This topic is moved from Users section.
I have a large number of scanned images which are from a book with some exam questions. Examples:
https://dl.dropboxusercontent.com/u/639 ... ge-236.png
https://dl.dropboxusercontent.com/u/639 ... ge-237.png
https://dl.dropboxusercontent.com/u/639 ... ge-238.png
https://dl.dropboxusercontent.com/u/639 ... ge-329.png
https://dl.dropboxusercontent.com/u/639 ... ge-240.png
https://dl.dropboxusercontent.com/u/639 ... ge-239.png
What I try to achieve is the following:
1. Clean the noise from scanner - I mean these little dots and dashes that are around the text
2. Rotate the image - the middle vertical line should be perpendicular to the image's top and bottom edges
3. Crop each question in separate image
4. Remove white space from each individual image
I managed to partially achieve 1. Clean the noise from scanner using the following commands:
Code: Select all
convert file.png \
-write MPR:source \
-morphology close rectangle:3x2 \
file_rectangle_3x2.png
OR
convert file.png \
-write MPR:source \
-morphology close diamond \
-morphology erode square MPR:source -compose Lighten -composite \
-morphology erode square MPR:source -composite \
-morphology erode square MPR:source -composite \
-morphology erode square MPR:source -composite \
-morphology erode square MPR:source -composite \
-morphology erode square MPR:source -composite \
-morphology erode square MPR:source -composite \
-morphology erode square MPR:source -composite \
-morphology erode square MPR:source -composite \
file_diamond.png
For 2 Rotate the image I tried http://fmwconcepts.com/imagemagick/unrotate/index.php from Fred's scripts but I didn't manage to make it work. Can someone advice how can I approach this?
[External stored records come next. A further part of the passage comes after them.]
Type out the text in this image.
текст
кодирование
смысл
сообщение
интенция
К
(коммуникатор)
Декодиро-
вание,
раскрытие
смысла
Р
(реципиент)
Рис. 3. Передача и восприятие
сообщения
For 3. Crop each question in separate image - I am not even sure if this is possible only with ImageMagic. Maybe I will need some OCR which detects where the question starts and ends and having these coordinates I can use ImageMagic to crop the image in several pieces? Any suggestions for tools/libraries will be highly appreciated.
For 4. This is clear, I had done it before.
I am using ImageMagick's command line too convert on Mac OS Sierra, version:
Version: ImageMagick 6.9.6-3 Q16 x86_64 2016-10-31 http://www.imagemagick.org
Copyright: Copyright (C) 1999-2016 ImageMagick Studio LLC
License: http://www.imagemagick.org/script/license.php
Features: Cipher DPC Modules
Delegates (built-in): bzlib freetype jng jpeg ltdl lzma png tiff xml zlib
Since the amount of scanned images is huge the processing will be migrated to a ubuntu server.
If you need more information about the tools I am using or the images I am ready to assist.
Any help or directions for achieving the output will be really appreciated and we are ready to pay for them.
Thanks!